Skip to content

Dealing with rate limits

If your eval runs fail with errors like 429, rate limit, or too many requests, the provider is rejecting request bursts.

This guide helps you make eval runs stable in local development and CI.

Why this happens

Live evals call real model APIs. If too many calls happen in a short window, providers throttle requests.

Common causes:

  • Running evals in parallel test workers
  • Running multiple CI jobs against the same API key at the same time
  • Using retries with no pause between attempts

Use standalone eval runs for live model checks and keep them serial:

bash
php artisan ai-evals:run

Then add conservative retry settings:

env
AI_EVAL_RETRIES=2
AI_EVAL_RETRY_SLEEP_MS=500

If 429 responses still happen, increase AI_EVAL_RETRY_SLEEP_MS to 750 or 1000.

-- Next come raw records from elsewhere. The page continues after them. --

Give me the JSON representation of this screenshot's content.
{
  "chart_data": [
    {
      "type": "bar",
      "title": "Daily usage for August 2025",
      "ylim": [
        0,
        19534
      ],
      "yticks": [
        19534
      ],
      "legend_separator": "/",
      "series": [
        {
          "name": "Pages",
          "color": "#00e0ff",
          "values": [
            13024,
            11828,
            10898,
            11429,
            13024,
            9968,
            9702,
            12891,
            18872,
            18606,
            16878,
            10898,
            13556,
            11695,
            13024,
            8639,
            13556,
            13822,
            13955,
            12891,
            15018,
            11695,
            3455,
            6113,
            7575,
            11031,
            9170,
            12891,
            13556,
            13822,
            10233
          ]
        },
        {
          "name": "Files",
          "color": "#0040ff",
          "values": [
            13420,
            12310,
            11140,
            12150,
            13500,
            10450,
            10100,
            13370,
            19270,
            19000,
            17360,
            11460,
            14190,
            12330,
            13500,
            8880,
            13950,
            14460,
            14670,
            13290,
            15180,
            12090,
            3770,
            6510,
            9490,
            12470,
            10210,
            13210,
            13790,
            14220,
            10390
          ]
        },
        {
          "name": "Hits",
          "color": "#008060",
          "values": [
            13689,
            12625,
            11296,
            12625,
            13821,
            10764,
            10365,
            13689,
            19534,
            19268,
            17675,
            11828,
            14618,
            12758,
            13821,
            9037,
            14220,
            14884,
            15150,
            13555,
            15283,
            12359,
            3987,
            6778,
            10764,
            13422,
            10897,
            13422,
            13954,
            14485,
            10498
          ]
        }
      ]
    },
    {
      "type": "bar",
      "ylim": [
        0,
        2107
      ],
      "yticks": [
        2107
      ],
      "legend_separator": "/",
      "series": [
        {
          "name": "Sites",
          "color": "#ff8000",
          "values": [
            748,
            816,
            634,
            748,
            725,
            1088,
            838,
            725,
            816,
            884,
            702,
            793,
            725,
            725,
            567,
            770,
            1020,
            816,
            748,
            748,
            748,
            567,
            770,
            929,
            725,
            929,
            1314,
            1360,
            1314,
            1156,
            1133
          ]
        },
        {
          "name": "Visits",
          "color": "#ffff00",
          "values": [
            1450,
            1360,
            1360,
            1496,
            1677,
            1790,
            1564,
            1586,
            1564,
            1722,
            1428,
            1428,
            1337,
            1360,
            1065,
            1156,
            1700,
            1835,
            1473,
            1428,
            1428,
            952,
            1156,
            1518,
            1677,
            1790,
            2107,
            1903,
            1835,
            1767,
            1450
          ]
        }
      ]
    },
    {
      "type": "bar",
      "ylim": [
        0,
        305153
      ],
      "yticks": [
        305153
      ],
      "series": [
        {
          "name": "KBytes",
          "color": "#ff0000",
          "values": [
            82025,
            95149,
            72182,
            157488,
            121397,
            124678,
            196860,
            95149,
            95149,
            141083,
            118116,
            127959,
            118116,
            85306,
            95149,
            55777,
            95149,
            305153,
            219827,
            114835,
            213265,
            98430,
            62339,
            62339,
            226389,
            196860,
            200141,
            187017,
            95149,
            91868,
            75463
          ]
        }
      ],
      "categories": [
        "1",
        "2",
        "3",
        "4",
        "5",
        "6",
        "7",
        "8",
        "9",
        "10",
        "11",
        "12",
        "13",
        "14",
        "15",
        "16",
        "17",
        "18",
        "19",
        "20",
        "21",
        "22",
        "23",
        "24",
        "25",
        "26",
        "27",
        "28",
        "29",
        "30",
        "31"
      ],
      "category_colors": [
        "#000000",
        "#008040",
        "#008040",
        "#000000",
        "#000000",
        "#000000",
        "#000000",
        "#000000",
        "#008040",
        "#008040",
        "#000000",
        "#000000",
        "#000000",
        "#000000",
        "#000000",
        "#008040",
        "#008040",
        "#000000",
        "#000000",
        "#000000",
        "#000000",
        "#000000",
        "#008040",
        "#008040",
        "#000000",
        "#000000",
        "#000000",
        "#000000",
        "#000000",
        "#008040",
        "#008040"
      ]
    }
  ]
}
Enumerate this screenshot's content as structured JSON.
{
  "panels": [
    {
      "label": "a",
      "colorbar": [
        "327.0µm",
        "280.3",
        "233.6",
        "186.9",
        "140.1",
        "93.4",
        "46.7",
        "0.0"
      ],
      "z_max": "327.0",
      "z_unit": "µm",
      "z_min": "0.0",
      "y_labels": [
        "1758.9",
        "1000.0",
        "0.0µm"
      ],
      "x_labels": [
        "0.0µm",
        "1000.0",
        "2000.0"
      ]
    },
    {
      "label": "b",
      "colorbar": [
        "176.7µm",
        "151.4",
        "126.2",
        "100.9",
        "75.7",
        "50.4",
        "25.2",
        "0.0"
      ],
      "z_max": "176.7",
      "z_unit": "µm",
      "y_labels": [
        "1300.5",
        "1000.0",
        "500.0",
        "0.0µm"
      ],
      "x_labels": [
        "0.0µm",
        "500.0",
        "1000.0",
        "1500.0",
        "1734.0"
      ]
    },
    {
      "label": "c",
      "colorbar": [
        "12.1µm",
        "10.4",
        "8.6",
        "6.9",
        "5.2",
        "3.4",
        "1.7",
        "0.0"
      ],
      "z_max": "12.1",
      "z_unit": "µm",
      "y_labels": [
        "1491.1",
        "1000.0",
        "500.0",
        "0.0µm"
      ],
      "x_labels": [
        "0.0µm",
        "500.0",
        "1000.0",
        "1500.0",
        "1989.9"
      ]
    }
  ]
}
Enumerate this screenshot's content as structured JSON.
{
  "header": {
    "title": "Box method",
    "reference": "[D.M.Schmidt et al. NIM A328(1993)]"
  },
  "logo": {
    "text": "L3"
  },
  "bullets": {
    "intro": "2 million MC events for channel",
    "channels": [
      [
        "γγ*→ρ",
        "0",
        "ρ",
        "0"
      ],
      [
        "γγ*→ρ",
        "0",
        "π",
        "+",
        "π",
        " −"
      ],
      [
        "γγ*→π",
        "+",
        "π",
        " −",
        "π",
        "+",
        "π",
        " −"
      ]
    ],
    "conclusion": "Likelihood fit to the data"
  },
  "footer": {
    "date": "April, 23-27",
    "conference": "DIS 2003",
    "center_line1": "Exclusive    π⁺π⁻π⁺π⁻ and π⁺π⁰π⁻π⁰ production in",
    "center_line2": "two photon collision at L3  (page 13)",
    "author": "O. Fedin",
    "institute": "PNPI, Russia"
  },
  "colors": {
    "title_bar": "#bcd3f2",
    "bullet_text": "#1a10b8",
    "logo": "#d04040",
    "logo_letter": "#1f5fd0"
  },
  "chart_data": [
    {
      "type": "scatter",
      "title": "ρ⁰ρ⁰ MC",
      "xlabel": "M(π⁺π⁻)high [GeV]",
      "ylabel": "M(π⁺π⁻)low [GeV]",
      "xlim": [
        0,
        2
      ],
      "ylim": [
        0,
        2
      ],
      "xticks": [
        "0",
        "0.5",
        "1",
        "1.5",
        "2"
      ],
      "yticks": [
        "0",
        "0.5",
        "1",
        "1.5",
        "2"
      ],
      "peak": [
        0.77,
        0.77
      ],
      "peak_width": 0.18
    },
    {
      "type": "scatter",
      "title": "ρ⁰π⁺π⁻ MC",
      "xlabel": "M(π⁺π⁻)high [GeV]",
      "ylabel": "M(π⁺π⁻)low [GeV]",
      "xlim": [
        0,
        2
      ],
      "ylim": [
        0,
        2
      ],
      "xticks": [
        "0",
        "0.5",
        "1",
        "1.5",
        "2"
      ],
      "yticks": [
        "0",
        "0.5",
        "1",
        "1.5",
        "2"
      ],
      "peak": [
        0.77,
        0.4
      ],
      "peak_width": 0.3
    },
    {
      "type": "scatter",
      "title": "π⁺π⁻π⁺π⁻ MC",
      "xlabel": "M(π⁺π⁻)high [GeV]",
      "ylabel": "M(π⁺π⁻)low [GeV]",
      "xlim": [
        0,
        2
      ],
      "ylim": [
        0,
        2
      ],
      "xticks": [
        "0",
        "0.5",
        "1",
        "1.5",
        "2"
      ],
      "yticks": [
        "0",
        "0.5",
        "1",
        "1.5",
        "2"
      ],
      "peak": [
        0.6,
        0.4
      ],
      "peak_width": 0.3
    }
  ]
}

CI setup that usually works

Use a dedicated serial job for evals:

yaml
- name: Run AI evals (serial)
  env:
    OPENAI_API_KEY: ${{ secrets.OPENAI_API_KEY }}
    AI_EVAL_RETRIES: 2
    AI_EVAL_RETRY_SLEEP_MS: 500
    AI_EVAL_SUMMARY: true
  run: php artisan ai-evals:run

Also avoid matrix fan-out for live eval jobs unless each job has its own provider key and quota.

If you run evals in Pest

Prefer a non-parallel run for eval tests:

bash
vendor/bin/pest tests/AgentEvals

Avoid --parallel for live eval suites.

Fast troubleshooting checklist

  • Confirm failures include 429 or rate-limit wording
  • Verify live eval suites are not parallelized
  • Increase AI_EVAL_RETRY_SLEEP_MS
  • Reduce suite size with --filter during local iteration
  • Run full suites in CI only when needed (PRs touching prompts/agents, pre-release, or nightly)

Practical strategy for teams

  • Keep deterministic tests (unit/feature with mocks) fast and parallel
  • Keep live evals small on PRs and serial
  • Run broader live eval coverage on schedule (for example nightly)

This split keeps developer feedback fast while making live eval quality checks reliable.